Ora il Consiglio, insieme ai rappresentanti dei vari livelli (Confederazione, cantoni, città e comuni), che negli anni precedenti sono stati direttamente coinvolti nel ricollocamento dei rifugiati, ha deciso di proseguire l’impegno, rendendolo più stabile, con 1500-2000 accessi ogni anno, in modo da offrire aiuto (lo riferisce in particolare un comunicato di Rts Info) anche ad altre popolazioni in difficoltà, come i Rohingya, sempre dietro attestazione dello stato di rifugiati da parte dell’Unhcr, riservandosi sempre di diminuire o rivedere il proprio impegno in base al numero di domande.

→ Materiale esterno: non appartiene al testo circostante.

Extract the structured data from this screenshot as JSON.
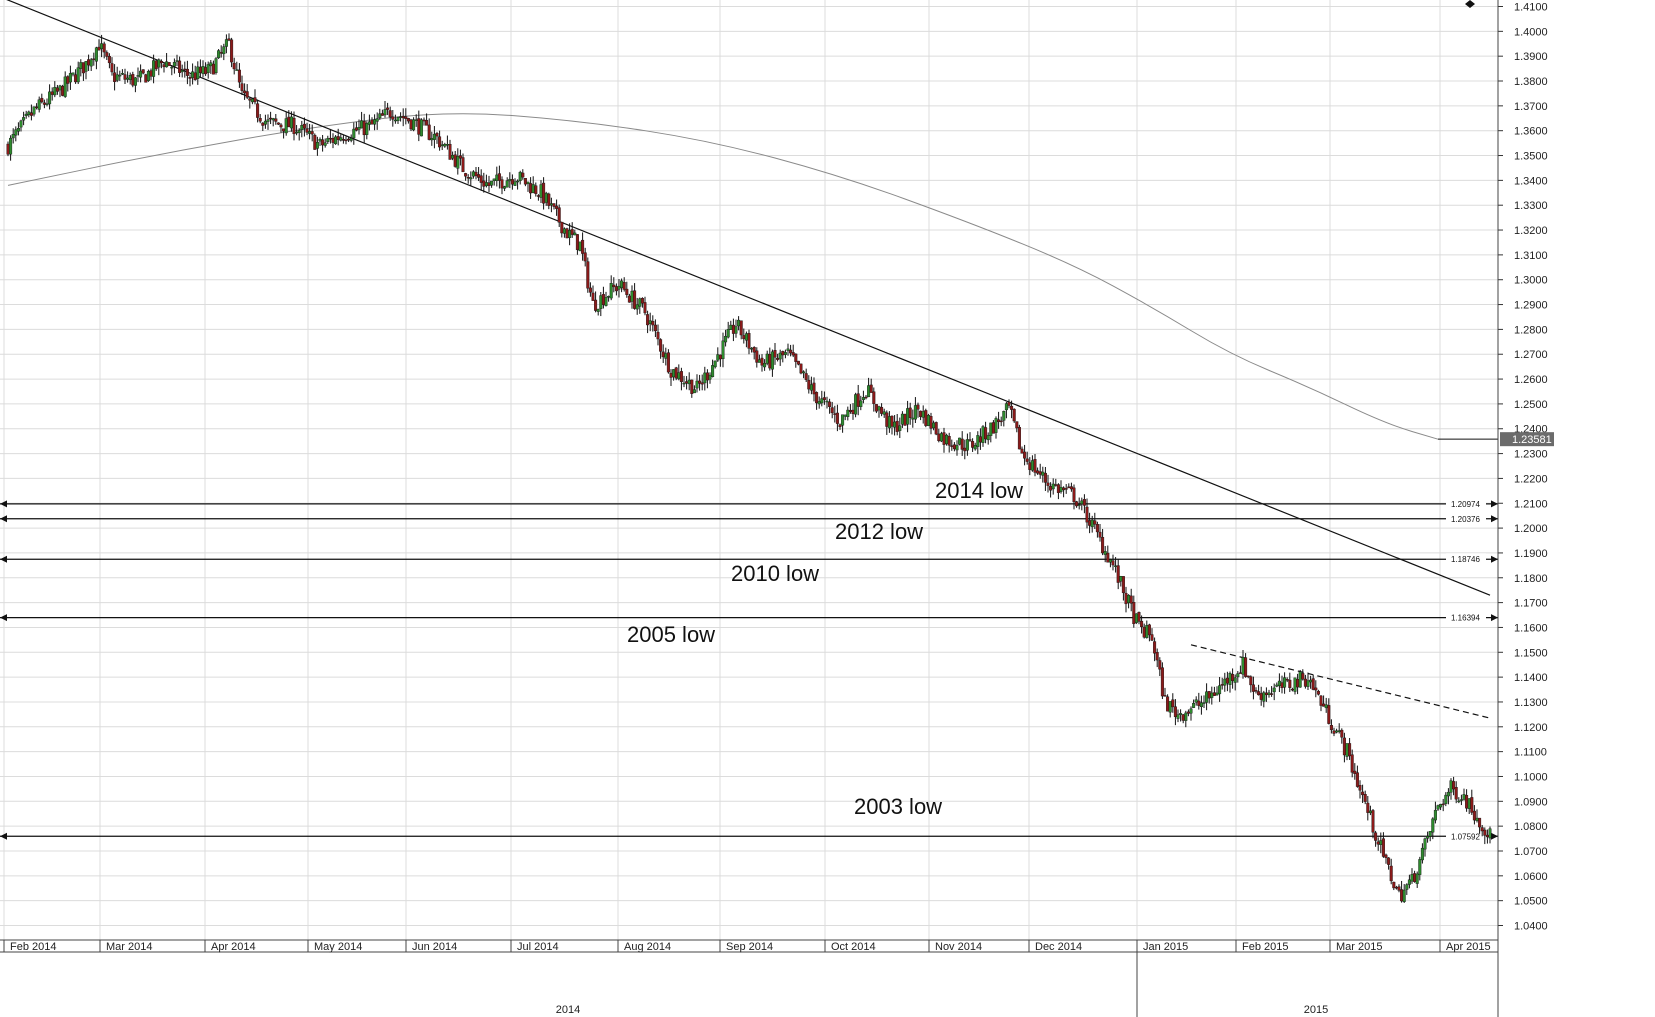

La proposta del Consiglio, prima della decisione definitiva, sarà sottoposta dal Dipartimento federale di giustizia e polizia (Dfjp) alle commissioni parlamentari competenti, ma c’è ancora spazio per le modifiche, come dimostrano diversi interventi parlamentari (tra cui quelli delle consigliere nazionale Rosmarie Quadranti, Parti Bourgeois-Démocratique, Pbd e Lisa Mazzone, dei Verdi), sostenute dall’Eper, che ritiene (si legge nel comunicato stampa diramato l’11 dicembre) che il piano federale non faccia ancora abbastanza: ci vogliono «misure umanitarie supplementari». Peter Merz, direttore dell’Eper, salutando con favore la misura del Consiglio, commenta senza mezzi termini: «La Svizzera, con la sua lunga tradizione umanitaria, ha una particolare responsabilità e deve ammettere molti più rifugiati di quelli previsti dal Consiglio federale». E, considerando in particolare la situazione della popolazione siriana, ha concluso: «Aumentarne il numero contribuirebbe a venire in aiuto in modo mirato delle persone più vulnerabili, facendole uscire da una situazione insostenibile e offrendo loro prospettive per un futuro in Svizzera».